The CCIP ReceiverRegistry
is designed to map a single account address to a single, unique ccip_receive
function.
-
Constraint: When a CCIP message arrives, it targets a specific receiver address. The protocol requires a deterministic way to find and invoke the correct function. Registering multiple
ccip_receive
functions at the same address would create an ambiguity that the protocol cannot resolve. -
Recommended Design Pattern: While you are limited to one registered entry point per account, this does not limit your application's complexity. The recommended approach is to use your single
ccip_receive
function as a dispatcher.- Your application can encode additional routing information inside the data payload of the CCIP message (e.g., using a function name or an action ID).
- Your single
ccip_receive
function then parses this data and calls the appropriate internal functions within your module to handle different logic paths.
This pattern maintains a single, secure entry point for CCIP while allowing for flexible and sophisticated application logic.
Evaluate the security and reliability of the networks that you use
Although CCIP has been thoroughly reviewed and audited, inherent risks might still exist based on your use case, the blockchain networks where you deploy your programs, and the network conditions on those blockchains.
Review and audit your code
Before securing value with programs that implement CCIP interfaces and routers, ensure that your code is secure and reliable. If you have a unique use case for CCIP that might involve additional cross-chain risk, contact the Chainlink Labs Team before deploying your application to mainnet.
Soak test your dApps
Be aware of the Service Limits and Rate Limits for Supported Networks. Before you provide access to end users or secure value, soak test your cross-chain dApps. Ensure that your dApps can operate within these limits and operate correctly during usage spikes or unfavorable network conditions.
Monitor your dApps
When you build applications that depend on CCIP, include monitoring and safeguards to protect against the negative impact of extreme market events, possible malicious activity on your dApp, potential delays, and outages.

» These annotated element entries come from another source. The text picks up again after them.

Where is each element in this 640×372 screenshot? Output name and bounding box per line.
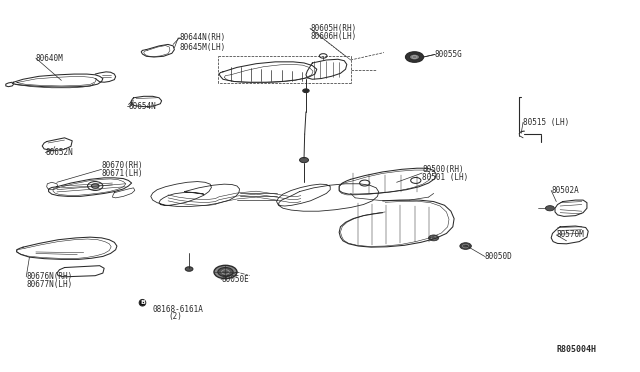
- Circle shape: [218, 267, 233, 276]
- Text: 80501 (LH): 80501 (LH): [422, 173, 468, 182]
- Text: 80500(RH): 80500(RH): [422, 165, 464, 174]
- Text: 80671(LH): 80671(LH): [102, 169, 143, 178]
- Text: 80055G: 80055G: [435, 50, 463, 59]
- Circle shape: [300, 157, 308, 163]
- Text: B: B: [140, 300, 145, 305]
- Text: 80606H(LH): 80606H(LH): [310, 32, 356, 41]
- Text: 80640M: 80640M: [36, 54, 63, 62]
- Text: 80652N: 80652N: [45, 148, 73, 157]
- Circle shape: [406, 52, 424, 62]
- Circle shape: [460, 243, 471, 249]
- Text: 80605H(RH): 80605H(RH): [310, 24, 356, 33]
- Text: 80654N: 80654N: [129, 102, 156, 111]
- Circle shape: [92, 184, 99, 188]
- Text: 80644N(RH): 80644N(RH): [179, 33, 226, 42]
- Text: 80677N(LH): 80677N(LH): [26, 280, 72, 289]
- Text: 80502A: 80502A: [551, 186, 579, 195]
- Circle shape: [545, 206, 554, 211]
- Text: R805004H: R805004H: [556, 345, 596, 354]
- Text: 80645M(LH): 80645M(LH): [179, 42, 226, 51]
- Text: 80676N(RH): 80676N(RH): [26, 272, 72, 281]
- Circle shape: [303, 89, 309, 93]
- Text: 80570M: 80570M: [556, 230, 584, 240]
- Circle shape: [410, 54, 420, 60]
- Text: 08168-6161A: 08168-6161A: [153, 305, 204, 314]
- Text: 80515 (LH): 80515 (LH): [523, 118, 570, 127]
- Circle shape: [429, 235, 439, 241]
- Text: 80050D: 80050D: [484, 252, 513, 261]
- Circle shape: [214, 265, 237, 279]
- Text: (2): (2): [168, 312, 182, 321]
- Text: 80670(RH): 80670(RH): [102, 161, 143, 170]
- Text: 80050E: 80050E: [221, 275, 249, 284]
- Circle shape: [185, 267, 193, 271]
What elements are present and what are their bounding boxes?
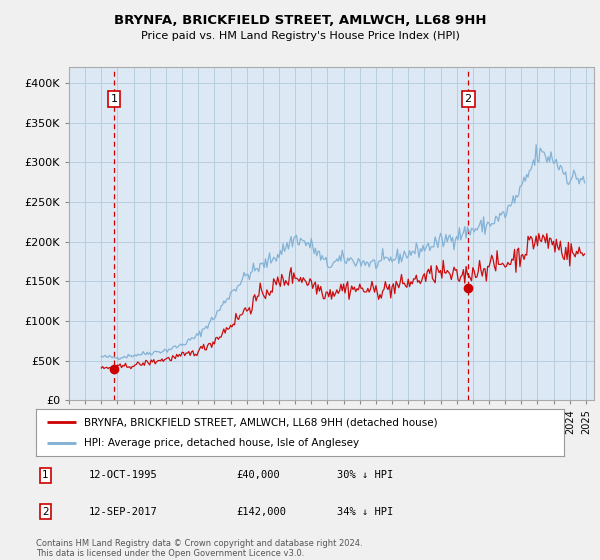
Text: 30% ↓ HPI: 30% ↓ HPI: [337, 470, 393, 480]
Text: 2: 2: [42, 507, 49, 517]
Text: £142,000: £142,000: [236, 507, 287, 517]
Text: HPI: Average price, detached house, Isle of Anglesey: HPI: Average price, detached house, Isle…: [83, 438, 359, 448]
Text: £40,000: £40,000: [236, 470, 280, 480]
Text: 2: 2: [464, 94, 472, 104]
Text: BRYNFA, BRICKFIELD STREET, AMLWCH, LL68 9HH: BRYNFA, BRICKFIELD STREET, AMLWCH, LL68 …: [114, 14, 486, 27]
Text: Price paid vs. HM Land Registry's House Price Index (HPI): Price paid vs. HM Land Registry's House …: [140, 31, 460, 41]
Text: 34% ↓ HPI: 34% ↓ HPI: [337, 507, 393, 517]
Text: 12-OCT-1995: 12-OCT-1995: [89, 470, 158, 480]
Text: Contains HM Land Registry data © Crown copyright and database right 2024.
This d: Contains HM Land Registry data © Crown c…: [36, 539, 362, 558]
Text: 1: 1: [42, 470, 49, 480]
Text: BRYNFA, BRICKFIELD STREET, AMLWCH, LL68 9HH (detached house): BRYNFA, BRICKFIELD STREET, AMLWCH, LL68 …: [83, 417, 437, 427]
Text: 12-SEP-2017: 12-SEP-2017: [89, 507, 158, 517]
Text: 1: 1: [110, 94, 118, 104]
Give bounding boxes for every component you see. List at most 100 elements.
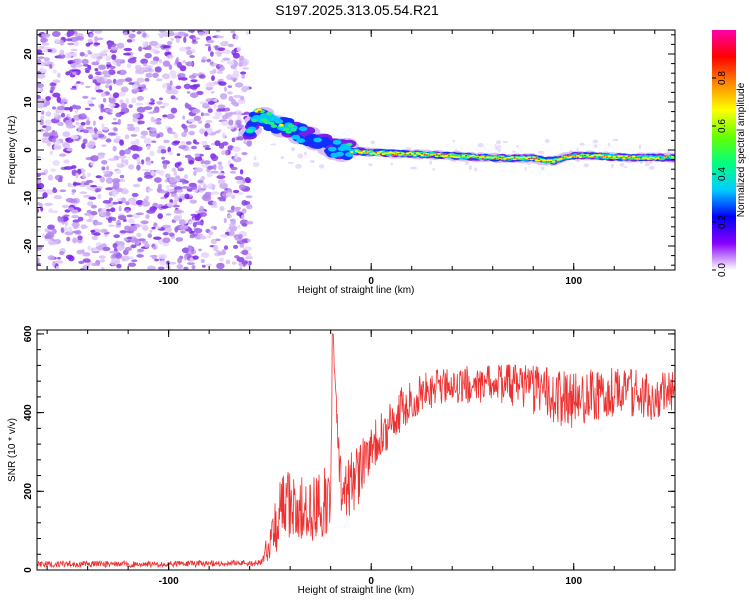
ridge-mark	[605, 156, 609, 158]
noise-blob	[194, 141, 200, 145]
y-tick-label: 0	[23, 567, 34, 573]
noise-blob	[106, 61, 111, 65]
y-tick-label: 600	[23, 325, 34, 342]
noise-blob	[37, 178, 42, 184]
noise-blob	[182, 60, 187, 64]
noise-blob	[169, 70, 177, 76]
noise-blob	[111, 54, 117, 60]
noise-blob	[72, 182, 82, 186]
noise-blob	[57, 121, 64, 127]
noise-blob	[68, 52, 74, 57]
noise-blob	[167, 146, 171, 153]
ridge-mark	[501, 156, 504, 159]
noise-blob	[233, 244, 239, 249]
ridge-mark	[540, 160, 543, 162]
noise-blob	[177, 31, 186, 36]
ridge-mark	[346, 142, 353, 147]
noise-blob	[166, 54, 174, 59]
noise-blob	[230, 30, 236, 34]
noise-blob	[166, 202, 175, 207]
noise-blob	[140, 220, 149, 225]
ridge-mark	[595, 154, 599, 157]
ridge-mark	[651, 156, 655, 159]
noise-blob	[125, 208, 130, 213]
chart-title: S197.2025.313.05.54.R21	[275, 2, 439, 18]
noise-blob	[65, 38, 73, 42]
ridge-mark	[656, 157, 660, 160]
colorbar-tick-label: 0.2	[717, 215, 728, 229]
noise-blob	[226, 74, 233, 81]
faint-blob	[432, 167, 435, 171]
noise-blob	[174, 35, 182, 39]
ridge-mark	[386, 153, 391, 156]
ridge-mark	[335, 151, 344, 157]
noise-blob	[101, 160, 108, 165]
ridge-mark	[406, 152, 410, 155]
ridge-mark	[530, 158, 534, 161]
noise-blob	[186, 186, 192, 190]
noise-blob	[144, 78, 150, 82]
noise-blob	[85, 126, 93, 130]
noise-blob	[199, 205, 205, 212]
noise-blob	[71, 189, 77, 193]
ridge-mark	[268, 121, 275, 125]
ridge-mark	[549, 159, 553, 162]
noise-blob	[201, 264, 206, 268]
noise-blob	[87, 128, 95, 134]
ridge-mark	[545, 161, 548, 163]
noise-blob	[241, 74, 245, 79]
noise-blob	[200, 235, 207, 240]
noise-blob	[91, 61, 100, 66]
noise-blob	[128, 225, 138, 232]
noise-blob	[136, 106, 146, 113]
noise-blob	[42, 60, 51, 65]
ridge-mark	[612, 156, 616, 158]
noise-blob	[212, 116, 221, 120]
noise-blob	[216, 262, 225, 270]
noise-blob	[68, 226, 73, 233]
faint-blob	[593, 144, 598, 148]
noise-blob	[212, 200, 217, 207]
faint-blob	[351, 155, 356, 159]
ridge-mark	[444, 154, 449, 157]
noise-blob	[210, 90, 215, 94]
noise-blob	[187, 118, 194, 123]
noise-blob	[166, 260, 170, 265]
faint-blob	[611, 163, 614, 168]
noise-blob	[166, 89, 173, 94]
noise-blob	[124, 134, 130, 140]
noise-blob	[215, 249, 220, 253]
faint-blob	[624, 166, 628, 169]
noise-blob	[234, 152, 238, 160]
ridge-mark	[420, 154, 424, 157]
noise-blob	[143, 63, 148, 67]
noise-blob	[109, 93, 114, 99]
noise-blob	[165, 188, 175, 193]
noise-blob	[236, 116, 242, 120]
ridge-mark	[505, 157, 509, 160]
ridge-mark	[469, 157, 472, 159]
noise-blob	[47, 224, 55, 230]
noise-blob	[184, 254, 188, 261]
noise-blob	[205, 30, 208, 35]
noise-blob	[52, 210, 58, 214]
ridge-mark	[270, 124, 278, 128]
noise-blob	[210, 170, 219, 174]
ridge-mark	[554, 159, 558, 161]
noise-blob	[105, 177, 114, 184]
noise-blob	[50, 82, 56, 86]
ridge-mark	[649, 156, 653, 159]
noise-blob	[142, 41, 148, 48]
noise-blob	[205, 83, 214, 88]
faint-blob	[410, 166, 418, 170]
ridge-mark	[666, 156, 669, 158]
noise-blob	[149, 150, 155, 157]
noise-blob	[155, 226, 162, 229]
noise-blob	[246, 140, 252, 147]
noise-blob	[52, 160, 60, 166]
noise-blob	[85, 85, 91, 89]
noise-blob	[52, 260, 56, 267]
faint-blob	[253, 156, 257, 161]
noise-blob	[222, 57, 231, 61]
noise-blob	[90, 161, 95, 166]
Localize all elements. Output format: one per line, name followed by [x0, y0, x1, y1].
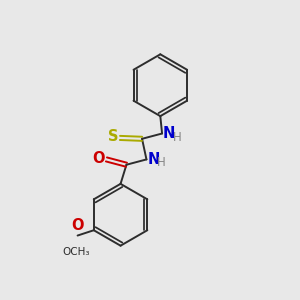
Text: H: H	[173, 130, 182, 143]
Text: H: H	[157, 157, 166, 169]
Text: N: N	[147, 152, 160, 167]
Text: O: O	[92, 151, 105, 166]
Text: N: N	[163, 126, 175, 141]
Text: S: S	[108, 129, 119, 144]
Text: O: O	[71, 218, 84, 233]
Text: OCH₃: OCH₃	[62, 247, 90, 257]
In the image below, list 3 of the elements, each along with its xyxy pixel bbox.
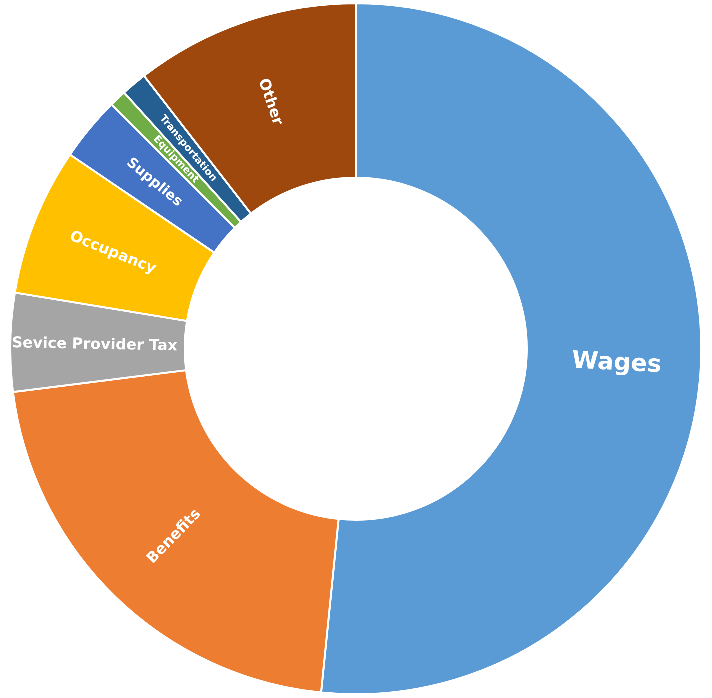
slice-label: Wages [572,346,662,378]
slice-label: Other [255,76,288,128]
slice-label: Sevice Provider Tax [12,334,178,355]
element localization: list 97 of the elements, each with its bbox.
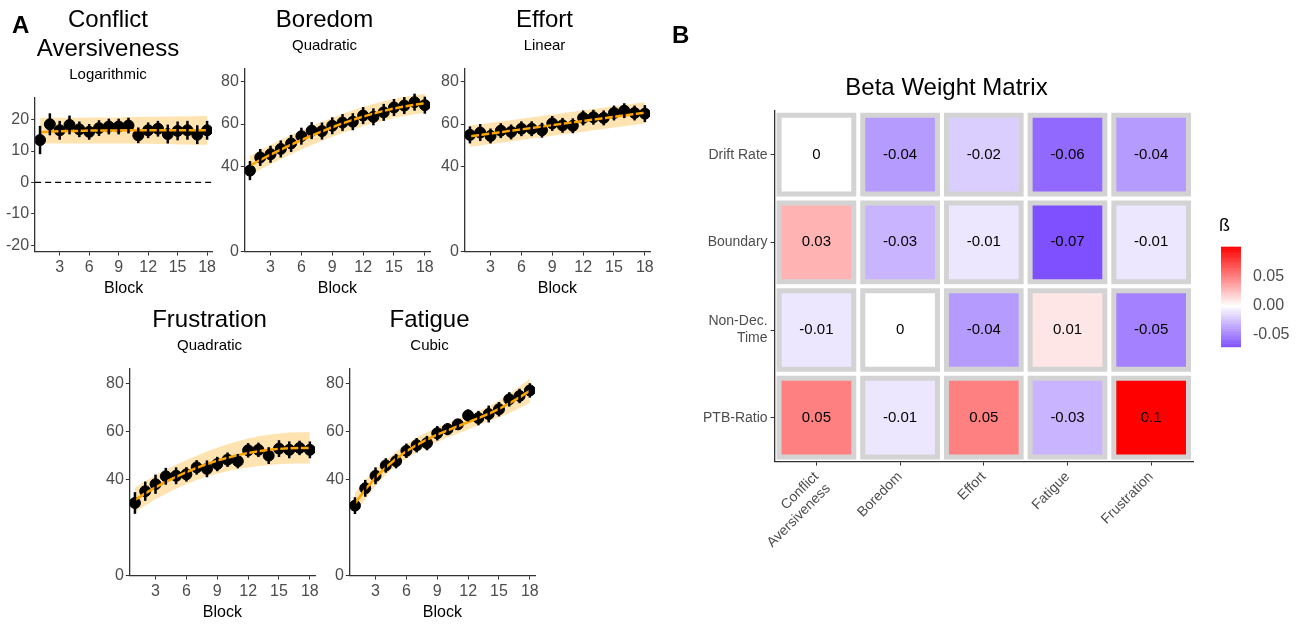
x-tick-label: 12 (139, 257, 158, 275)
chart-title: Fatigue (389, 305, 470, 333)
chart-subtitle: Quadratic (176, 335, 243, 353)
text: A (12, 10, 30, 38)
x-tick-label: 6 (181, 581, 191, 599)
chart-subtitle: Cubic (410, 335, 450, 353)
y-tick-label: 60 (441, 114, 459, 132)
x-tick-label: 15 (168, 257, 187, 275)
x-axis-title: Block (104, 278, 145, 296)
x-tick-label: 18 (635, 257, 654, 275)
data-label: -0.03 (883, 232, 918, 250)
data-label: -0.01 (1134, 232, 1169, 250)
chart-title: Conflict Aversiveness (36, 5, 180, 61)
x-axis-title: Block (317, 278, 358, 296)
x-tick-label: 3 (151, 581, 161, 599)
x-tick-label: 15 (490, 581, 508, 599)
data-label: -0.05 (1134, 320, 1169, 338)
x-tick-label: 3 (55, 257, 65, 275)
x-tick-label: 6 (84, 257, 94, 275)
x-tick-label: 3 (371, 581, 381, 599)
y-tick-label: Boundary (707, 233, 768, 250)
data-label: -0.04 (883, 144, 918, 162)
data-label: 0 (812, 144, 821, 162)
y-tick-label: 60 (221, 114, 239, 132)
data-label: -0.03 (1050, 407, 1085, 425)
y-tick-label: 40 (221, 156, 239, 174)
data-label: -0.02 (966, 144, 1001, 162)
y-tick-label: 0 (334, 566, 344, 584)
y-tick-label: 20 (11, 110, 30, 128)
x-tick-label: 6 (401, 581, 411, 599)
x-axis-title: Block (422, 602, 463, 620)
chart-subtitle: Quadratic (291, 35, 358, 53)
y-tick-label: 80 (106, 373, 124, 391)
x-tick-label: 9 (432, 581, 442, 599)
y-tick-label: PTB-Ratio (702, 408, 768, 425)
chart-title: Frustration (152, 305, 267, 333)
data-label: 0.1 (1140, 407, 1162, 425)
chart-title: Boredom (275, 5, 374, 33)
color-bar-label: -0.05 (1253, 325, 1290, 343)
color-bar-title: ß (1219, 214, 1230, 235)
x-tick-label: 12 (574, 257, 593, 275)
color-bar-label: 0.00 (1253, 295, 1285, 313)
chart-subtitle: Logarithmic (69, 64, 148, 82)
chart-subtitle: Linear (523, 35, 566, 53)
y-tick-label: 10 (11, 141, 30, 159)
y-tick-label: Drift Rate (708, 145, 768, 162)
chart-title: Beta Weight Matrix (845, 73, 1048, 101)
x-tick-label: 3 (266, 257, 276, 275)
y-tick-label: 0 (20, 172, 30, 190)
x-tick-label: 9 (114, 257, 124, 275)
x-tick-label: 6 (296, 257, 306, 275)
data-label: -0.04 (1134, 144, 1169, 162)
y-tick-label: 0 (229, 242, 239, 260)
x-tick-label: 18 (300, 581, 319, 599)
data-label: -0.01 (966, 232, 1001, 250)
x-tick-label: 15 (270, 581, 288, 599)
x-tick-label: 12 (459, 581, 478, 599)
data-label: 0.01 (1052, 320, 1083, 338)
data-label: -0.07 (1050, 232, 1085, 250)
x-tick-label: 12 (239, 581, 258, 599)
x-axis-title: Block (202, 602, 243, 620)
y-tick-label: 0 (114, 566, 124, 584)
y-tick-label: 40 (326, 469, 344, 487)
x-tick-label: 12 (354, 257, 373, 275)
x-tick-label: 18 (198, 257, 217, 275)
x-tick-label: 18 (520, 581, 539, 599)
data-label: -0.04 (966, 320, 1001, 338)
y-tick-label: 80 (441, 71, 459, 89)
x-axis-title: Block (537, 278, 578, 296)
data-label: 0.05 (801, 407, 832, 425)
x-tick-label: 15 (605, 257, 623, 275)
y-tick-label: 40 (441, 156, 459, 174)
y-tick-label: -20 (6, 235, 30, 253)
y-tick-label: 40 (106, 469, 124, 487)
data-label: -0.01 (799, 320, 834, 338)
y-tick-label: 0 (449, 242, 459, 260)
data-label: 0.03 (801, 232, 832, 250)
x-tick-label: 6 (516, 257, 526, 275)
data-label: 0.05 (969, 407, 999, 425)
y-tick-label: 80 (221, 71, 239, 89)
color-bar-label: 0.05 (1253, 266, 1285, 284)
y-tick-label: 80 (326, 373, 344, 391)
text: B (672, 20, 690, 48)
x-tick-label: 9 (547, 257, 557, 275)
data-label: -0.06 (1050, 144, 1085, 162)
x-tick-label: 9 (212, 581, 222, 599)
data-label: -0.01 (883, 407, 918, 425)
chart-title: Effort (516, 5, 574, 33)
y-tick-label: -10 (6, 204, 30, 222)
x-tick-label: 3 (486, 257, 496, 275)
y-tick-label: 60 (106, 421, 124, 439)
data-label: 0 (895, 320, 905, 338)
x-tick-label: 15 (385, 257, 403, 275)
y-tick-label: 60 (326, 421, 344, 439)
y-tick-label: Non-Dec. Time (708, 312, 768, 346)
x-tick-label: 18 (415, 257, 434, 275)
x-tick-label: 9 (327, 257, 337, 275)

Create your own monitoring alerts based on deviations from normal activity. This will notify you when potential issues occur so you can respond to them.
Multi-Signature Authorities
Multi-signature authorities enhance security by requiring multiple signatures to authorize transactions.
Threshold configuration
Set an optimal threshold for signers based on the trust level of participants and the required security.
Role-based access control
Assign roles with specific permissions to different signers, limiting access to critical operations to trusted individuals.
Hardware wallet integration
Use hardware wallets for signers to safeguard private keys from online vulnerabilities. Ensure that these devices are secure and regularly updated.
Regular audits and updates
Conduct periodic audits of signer access and authority settings. Update the multisig setup as necessary, especially when personnel changes occur.
Emergency recovery plans
Implement procedures for recovering from lost keys or compromised accounts, such as a predefined recovery multisig or recovery key holders.
Transaction review process
Establish a standard process for reviewing and approving transactions, which can include a waiting period for large transfers to mitigate risks.
Documentation and training
Maintain thorough documentation of multisig operations and provide training for all signers to ensure familiarity with processes and security protocols.